De allí surgen con fuerza los diferentes tonos de los monólogos: el relato, la anamnesis o la reminiscencia que cada una hace del origen de su encarcelamiento: Jeannette Parada, interpreta de modo natural a Gabriela, explícita en su relato, otorga la carga dramática de verdad de su personaje. La Cucha que está por marihuana, por sana, por jíbara, interpretada por Omaira Rodríguez, quizá la actriz de mayor experiencia en el elenco, acompaña a sus parceras con solidez¸ les brinda cobijo y confianza a su desamparo; Ofelia, instalada en su locura, acusada de ser testigo y no la autora de un crimen atroz, la actriz Manuela Muñoz le imprime ese dejo de desamparo en la reiteración de su parlamento; Hismenia, Angélica Marín, acusada de un crimen pasional, con su acento costeño genera un cierto extrañamiento en el espectador; Rubiela, Tatiana Arango, reincidente sindicada de riñas callejeras, vive en tropel su encierro; Lucrecia, Diana Montoya, guitarra en mano, la única música que se permite la puesta, canta su canción, desgarra la voz. En su rol de monja nos remite –nostálgico que es uno- a la novicia rebelde.

La dirección logra equilibrio en lo formal y en lo actoral.

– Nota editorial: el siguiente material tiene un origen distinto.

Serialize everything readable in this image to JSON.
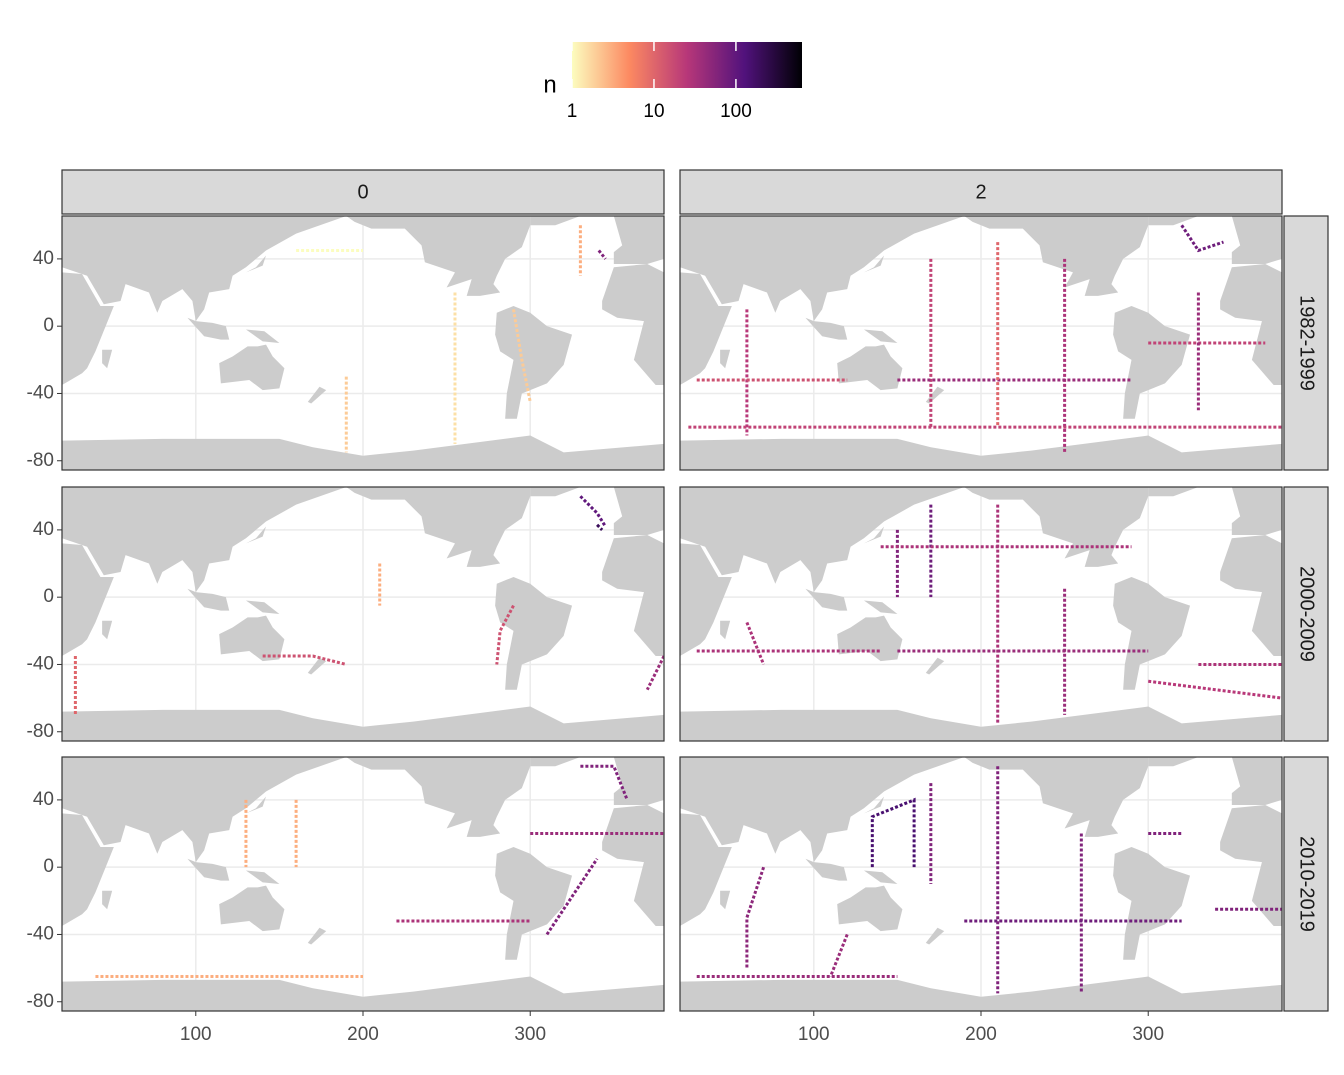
{
  "chart_data": {
    "type": "tile",
    "legend_title": "n",
    "color_scale": {
      "log": true,
      "lim": [
        1,
        640
      ],
      "ticks": [
        1,
        10,
        100
      ],
      "colors": [
        "#fcfdbf",
        "#fc8961",
        "#b73779",
        "#51127c",
        "#000004"
      ]
    },
    "col_labels": [
      "0",
      "2"
    ],
    "row_labels": [
      "1982-1999",
      "2000-2009",
      "2010-2019"
    ],
    "xlim": [
      20,
      380
    ],
    "xticks": [
      100,
      200,
      300
    ],
    "ylim": [
      -85.5,
      65.5
    ],
    "yticks": [
      40,
      0,
      -40,
      -80
    ],
    "grid": true,
    "panels": [
      [
        {
          "tracks": [
            {
              "lon": [
                330,
                330
              ],
              "lat": [
                60,
                30
              ],
              "n": 3
            },
            {
              "lon": [
                290,
                295,
                300
              ],
              "lat": [
                10,
                -20,
                -45
              ],
              "n": 2
            },
            {
              "lon": [
                341,
                345
              ],
              "lat": [
                45,
                40
              ],
              "n": 60
            },
            {
              "lon": [
                255,
                255
              ],
              "lat": [
                20,
                -70
              ],
              "n": 1.5
            },
            {
              "lon": [
                160,
                200
              ],
              "lat": [
                45,
                45
              ],
              "n": 1
            },
            {
              "lon": [
                190,
                190
              ],
              "lat": [
                -30,
                -75
              ],
              "n": 2
            }
          ]
        },
        {
          "tracks": [
            {
              "lon": [
                250,
                250
              ],
              "lat": [
                40,
                -75
              ],
              "n": 30
            },
            {
              "lon": [
                170,
                170
              ],
              "lat": [
                40,
                -60
              ],
              "n": 20
            },
            {
              "lon": [
                60,
                60
              ],
              "lat": [
                10,
                -65
              ],
              "n": 25
            },
            {
              "lon": [
                30,
                120
              ],
              "lat": [
                -32,
                -32
              ],
              "n": 15
            },
            {
              "lon": [
                150,
                290
              ],
              "lat": [
                -32,
                -32
              ],
              "n": 40
            },
            {
              "lon": [
                300,
                370
              ],
              "lat": [
                -10,
                -10
              ],
              "n": 20
            },
            {
              "lon": [
                320,
                330,
                345
              ],
              "lat": [
                60,
                45,
                50
              ],
              "n": 80
            },
            {
              "lon": [
                330,
                330
              ],
              "lat": [
                20,
                -50
              ],
              "n": 40
            },
            {
              "lon": [
                210,
                210
              ],
              "lat": [
                50,
                -60
              ],
              "n": 10
            },
            {
              "lon": [
                25,
                380
              ],
              "lat": [
                -60,
                -60
              ],
              "n": 20
            }
          ]
        }
      ],
      [
        {
          "tracks": [
            {
              "lon": [
                330,
                340,
                345
              ],
              "lat": [
                60,
                50,
                42
              ],
              "n": 100
            },
            {
              "lon": [
                340,
                343
              ],
              "lat": [
                43,
                40
              ],
              "n": 200
            },
            {
              "lon": [
                290,
                282,
                280
              ],
              "lat": [
                -5,
                -20,
                -40
              ],
              "n": 15
            },
            {
              "lon": [
                380,
                370
              ],
              "lat": [
                -35,
                -55
              ],
              "n": 40
            },
            {
              "lon": [
                140,
                170,
                190
              ],
              "lat": [
                -35,
                -35,
                -40
              ],
              "n": 15
            },
            {
              "lon": [
                28,
                28
              ],
              "lat": [
                -35,
                -70
              ],
              "n": 10
            },
            {
              "lon": [
                210,
                210
              ],
              "lat": [
                20,
                -5
              ],
              "n": 3
            }
          ]
        },
        {
          "tracks": [
            {
              "lon": [
                170,
                170
              ],
              "lat": [
                55,
                0
              ],
              "n": 80
            },
            {
              "lon": [
                150,
                150
              ],
              "lat": [
                40,
                0
              ],
              "n": 60
            },
            {
              "lon": [
                210,
                210
              ],
              "lat": [
                55,
                -75
              ],
              "n": 30
            },
            {
              "lon": [
                250,
                250
              ],
              "lat": [
                5,
                -70
              ],
              "n": 40
            },
            {
              "lon": [
                30,
                140
              ],
              "lat": [
                -32,
                -32
              ],
              "n": 30
            },
            {
              "lon": [
                150,
                300
              ],
              "lat": [
                -32,
                -32
              ],
              "n": 40
            },
            {
              "lon": [
                60,
                70
              ],
              "lat": [
                -15,
                -40
              ],
              "n": 30
            },
            {
              "lon": [
                140,
                290
              ],
              "lat": [
                30,
                30
              ],
              "n": 30
            },
            {
              "lon": [
                330,
                380
              ],
              "lat": [
                -40,
                -40
              ],
              "n": 30
            },
            {
              "lon": [
                300,
                380
              ],
              "lat": [
                -50,
                -60
              ],
              "n": 25
            }
          ]
        }
      ],
      [
        {
          "tracks": [
            {
              "lon": [
                330,
                350,
                358
              ],
              "lat": [
                60,
                60,
                40
              ],
              "n": 60
            },
            {
              "lon": [
                310,
                340
              ],
              "lat": [
                -40,
                5
              ],
              "n": 60
            },
            {
              "lon": [
                220,
                300
              ],
              "lat": [
                -32,
                -32
              ],
              "n": 30
            },
            {
              "lon": [
                300,
                380
              ],
              "lat": [
                20,
                20
              ],
              "n": 40
            },
            {
              "lon": [
                130,
                130
              ],
              "lat": [
                40,
                0
              ],
              "n": 3
            },
            {
              "lon": [
                160,
                160
              ],
              "lat": [
                40,
                0
              ],
              "n": 3
            },
            {
              "lon": [
                40,
                200
              ],
              "lat": [
                -65,
                -65
              ],
              "n": 3
            }
          ]
        },
        {
          "tracks": [
            {
              "lon": [
                135,
                135,
                160,
                160
              ],
              "lat": [
                0,
                30,
                40,
                0
              ],
              "n": 150
            },
            {
              "lon": [
                170,
                170
              ],
              "lat": [
                50,
                -10
              ],
              "n": 60
            },
            {
              "lon": [
                210,
                210
              ],
              "lat": [
                60,
                -75
              ],
              "n": 60
            },
            {
              "lon": [
                260,
                260
              ],
              "lat": [
                20,
                -75
              ],
              "n": 60
            },
            {
              "lon": [
                190,
                320
              ],
              "lat": [
                -32,
                -32
              ],
              "n": 80
            },
            {
              "lon": [
                340,
                380
              ],
              "lat": [
                -25,
                -25
              ],
              "n": 60
            },
            {
              "lon": [
                70,
                60,
                60
              ],
              "lat": [
                0,
                -30,
                -60
              ],
              "n": 50
            },
            {
              "lon": [
                120,
                110
              ],
              "lat": [
                -40,
                -65
              ],
              "n": 40
            },
            {
              "lon": [
                30,
                150
              ],
              "lat": [
                -65,
                -65
              ],
              "n": 40
            },
            {
              "lon": [
                300,
                320
              ],
              "lat": [
                20,
                20
              ],
              "n": 60
            }
          ]
        }
      ]
    ]
  }
}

Como buen director de actores de probada experiencia, ha obviado el fácil camino del choque de un teatro físico, la confrontación con lo visceral y ha optado por lo natural: el desandar de la memoria en sus avatares y mudanzas y trashumancias, brinda sus matices cromáticos a la interpretación sin patetismos ni sobreactuaciones.